Durante muitos anos o museu ao lado da minha antiga escola secundária teve uma exposição permanente que se chamava "Da luz e da sombra". Sempre que passava por lá pensava do que se trataria a exposição mas acabei por nunca a ir visitar - acho que porque gostava tanto do título e tinha algum de receio de ficar desiludido. Isto numa idade onde o meu conceito de arte era limitado aos bonecos do Dragon Ball Z e aos cartoons d'A Bola. Havia pouco interesse e pouca ou nenhuma paciência. Uns anos mais tarde a coisa melhorou...
No entanto o título daquela exposição sempre me pareceu tão universal que às vezes aplicava-o à minha própria vida: as coisas más que me aconteciam vinham da sombra e as coisas boas da luz. Mas como a luz pode produzir uma sombra também eu olhava por cima do ombro de cada vez que parecia que uma coisa boa me estava a acontecer. Felizmente que também  esse hábito mudou com o passar dos anos.

Nas últimas semanas voltei a olhar por cima do ombro.

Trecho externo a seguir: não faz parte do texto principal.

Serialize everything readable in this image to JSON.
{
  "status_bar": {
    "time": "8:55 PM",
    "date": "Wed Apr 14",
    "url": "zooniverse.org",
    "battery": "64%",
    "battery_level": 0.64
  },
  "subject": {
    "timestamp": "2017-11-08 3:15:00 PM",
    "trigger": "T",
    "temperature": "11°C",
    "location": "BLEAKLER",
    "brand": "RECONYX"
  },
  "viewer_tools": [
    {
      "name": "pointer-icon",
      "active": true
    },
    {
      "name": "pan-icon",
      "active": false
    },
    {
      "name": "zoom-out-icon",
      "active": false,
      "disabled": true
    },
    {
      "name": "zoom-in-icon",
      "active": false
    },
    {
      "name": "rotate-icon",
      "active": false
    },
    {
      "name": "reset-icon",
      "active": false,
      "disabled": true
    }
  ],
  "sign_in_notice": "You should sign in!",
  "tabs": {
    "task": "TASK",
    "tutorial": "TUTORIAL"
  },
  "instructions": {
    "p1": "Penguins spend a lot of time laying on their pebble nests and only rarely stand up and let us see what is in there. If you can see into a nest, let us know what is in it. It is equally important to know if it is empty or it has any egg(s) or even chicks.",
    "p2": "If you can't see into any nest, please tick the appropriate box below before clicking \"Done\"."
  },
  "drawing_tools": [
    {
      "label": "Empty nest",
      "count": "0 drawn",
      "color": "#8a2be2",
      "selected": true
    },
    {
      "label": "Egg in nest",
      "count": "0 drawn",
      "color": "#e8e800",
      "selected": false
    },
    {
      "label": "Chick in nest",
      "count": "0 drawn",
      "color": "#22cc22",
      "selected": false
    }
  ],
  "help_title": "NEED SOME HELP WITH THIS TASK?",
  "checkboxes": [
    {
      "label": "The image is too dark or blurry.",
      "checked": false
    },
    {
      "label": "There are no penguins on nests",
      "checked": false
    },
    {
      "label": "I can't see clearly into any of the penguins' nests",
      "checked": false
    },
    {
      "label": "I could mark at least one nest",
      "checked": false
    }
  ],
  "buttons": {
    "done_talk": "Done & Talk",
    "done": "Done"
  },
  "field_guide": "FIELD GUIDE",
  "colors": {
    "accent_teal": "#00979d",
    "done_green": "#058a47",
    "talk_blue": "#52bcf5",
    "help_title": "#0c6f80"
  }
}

Depois de muitos meses à procura, a jeitosa encontrou um emprego. Um excelente emprego, na àrea em que procurava e que lhe permite dar um passo enorme em frente na carreira, porque passa a ter contacto com a execução logística em todos os passos ao invés de prestar apenas apoio e suporte ao cliente e/ou processar documentação. Não há bela sem senão: a empresa fica em Amesterdão, nas imediações da estação central. Quer dizer então, que de nossa casa ao emprego ela leva cerca de uma hora e meia. São quase três horas de viagens por dia.
Quer também dizer que tenho eu de ir apanhar a Princesa à escola, dar-lhe banho, jantar e alguns dias po-la a nanar. Até aqui tudo bem, porque a miuda é mesmo digna do título de Princesa: calma, educada e muito social (depois quando lhe chega a mostarda ao nariz sai ao Pai...), o pior mesmo é haver dias onde a Maria não vê a Mamã e a Mamã não vê a Maria. E nós sabíamos que a adaptação ia ser difícil, só nunca pensamos que fosse tão dificil - chora a Maria, chora a Mamã e sobra o Pai para secar as lágrimas...

É ou não é um jogo de luz e de sombra?

Por outro lado, os nossos empregos vão bem e recomendam-se. Por aqui, o meu antecessor - que era um "contractor" - saíu no final do mês de Fevereiro, o que quer dizer que para além do meu trabalho todo, tive de ficar com o dele. Acontece que - por muito mérito que ele possa ter tido em organizar tudo quando chegou - de todos os projectos que ele me passou (foram 12) apenas 2 não têm problemas graves de execução. Ainda assim, conseguimos já desbloquear 2 projectos que estavam parados desde Novembro e tem sido basicamente esse o meu foco primário: desbloquear os projectos de maneira a que as equipas possam progredir. Significa que me atraso um bocadinho mais na parte "administrativa", mas como dizem os ingleses: "Something's gotta give".

O período de lua-de-mel já acabou mas continuo bastante satisfeito com a mudança. Sinto que faço parte de alguma coisa, sinto que faço a diferença.
O motto da Liberty é "We do what we say, we love what do. We work as one" e sinto isso diariamente.
Há uma preocupação em nos manter a todos motivados e uma vontade enorme de "get things done". Ainda hoje publicaram um vídeo na intranet que tenho pena não poder partilhar, porque é, para mim, a demonstração perfeita de como se faz Corporate Communication de altíssimo nível!

A somar a isso tudo há bilhetes à borlix para ir ver o Ajax, desconto nas entradas para a Ziggo Dome e no pacote de TV/Internet.